Limestone edifices stand out in this medieval city dating back to the 13th century. Extensive use of limestone is noticeable in the cathedrals and numerous houses of Cotswolds. Their floors, walls, and roof tiles are all made of honey-comb limestone which lends a magical uniform view of entire Cotswolds. The majority of the ‘drystone walls’ built in the 18th and 19th centuries, for enclosing cattle and sheep, were put up without the use of cement. Many of the marvelous buildings of limestone were constructed by wealthy traders who dealt in the heavy fleece of Cotswolds sheep which were sold at a premium across Europe and the world.
Burford, Castle Comb, and Biddestone are famous Cotswold villages while Northleach Cathedral of Cotswolds is an outstanding example of a historic Cotswold church.
Cotswolds is a great place for outdoor as well as indoor activities. The Hidcote Manor National Trust Garden attracts visitors from all over England for its exquisite beauty. Go on a visit to Painswick Rococo – the only of its kind still surviving. The Cotswolds Farm Park including its Wildlife Park is a fantastic site to discover. Those who love the indoors might pay a visit to Cheltenham Museum and Art Gallery and Gloucester Folk Museum.
The lush meadows and gentle dales are fabulous locations for trekking and cycling. A horse ride in the countryside is a charming experience. Shopping is another enjoyable pastime of all visitors traveling to Cotswolds. Daylesford Farm Shop has an enviable collection of woolen garments, while Tewkesbury is famous for its antique shops.
Cheltenham Jazz Festival, Wychwood Music Festival, Highnam Court Spring Fair, Cheese Rolling, and Annual Woolsack Races and Traditional Street Fair are among the notable festivals of Costwolds.

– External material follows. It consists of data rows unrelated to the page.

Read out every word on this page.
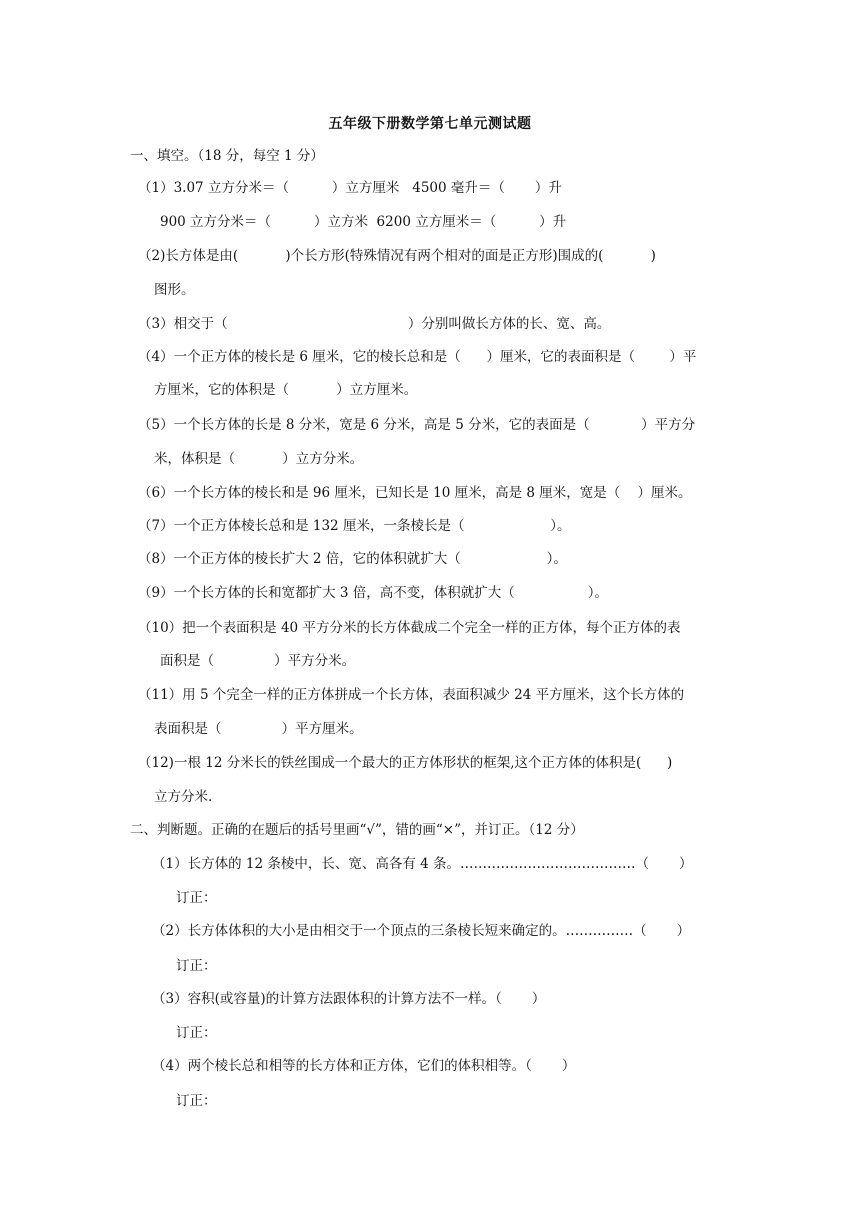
五年级下册数学第七单元测试题
一、填空。（18 分，每空 1 分）
（1）3.07 立方分米＝（          ）立方厘米   4500 毫升＝（       ）升
900 立方分米＝（          ）立方米  6200 立方厘米＝（          ）升
（2)长方体是由(           )个长方形(特殊情况有两个相对的面是正方形)围成的(           )
图形。
（3）相交于（                                          ）分别叫做长方体的长、宽、高。
（4）一个正方体的棱长是 6 厘米，它的棱长总和是（      ）厘米，它的表面积是（        ）平
方厘米，它的体积是（           ）立方厘米。
（5）一个长方体的长是 8 分米，宽是 6 分米，高是 5 分米，它的表面是（            ）平方分
米，体积是（           ）立方分米。
（6）一个长方体的棱长和是 96 厘米，已知长是 10 厘米，高是 8 厘米，宽是（    ）厘米。
（7）一个正方体棱长总和是 132 厘米，一条棱长是（                    ）。
（8）一个正方体的棱长扩大 2 倍，它的体积就扩大（                    ）。
（9）一个长方体的长和宽都扩大 3 倍，高不变，体积就扩大（                 ）。
（10）把一个表面积是 40 平方分米的长方体截成二个完全一样的正方体，每个正方体的表
面积是（              ）平方分米。
（11）用 5 个完全一样的正方体拼成一个长方体，表面积减少 24 平方厘米，这个长方体的
表面积是（              ）平方厘米。
（12)一根 12 分米长的铁丝围成一个最大的正方体形状的框架,这个正方体的体积是(      )
立方分米.
二、判断题。正确的在题后的括号里画“√”，错的画“×”，并订正。（12 分）
（1）长方体的 12 条棱中，长、宽、高各有 4 条。…………………………………（       ）
订正：
（2）长方体体积的大小是由相交于一个顶点的三条棱长短来确定的。……………（       ）
订正：
（3）容积(或容量)的计算方法跟体积的计算方法不一样。（       ）
订正：
（4）两个棱长总和相等的长方体和正方体，它们的体积相等。（       ）
订正：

Accommodation and Dining in Cotswolds
Cotswolds, a rural area near London provides top class accommodation in the form of hotels, cottages, and camps. Calcot Manor Hotel is a 17th-century house with a reposing ambiance. Privately owned Mayfield House Hotel with a relaxing getup is the perfect place for a peaceful stay. You would get the feel of an informal country home at Bibury Court Hotel spread over eight sprawling acres beside Coln River. The Sudgrove Cottages are splendid hideouts for putting up.
For an intimate dining experience, The Bathurst Arms is the perfect place. Juri’s Tea Room is a prestigious cafeteria selling pastries, cakes, tea, and other savories. The Royal Well Tavern is an award-winning restaurant offering great food at affordable rates.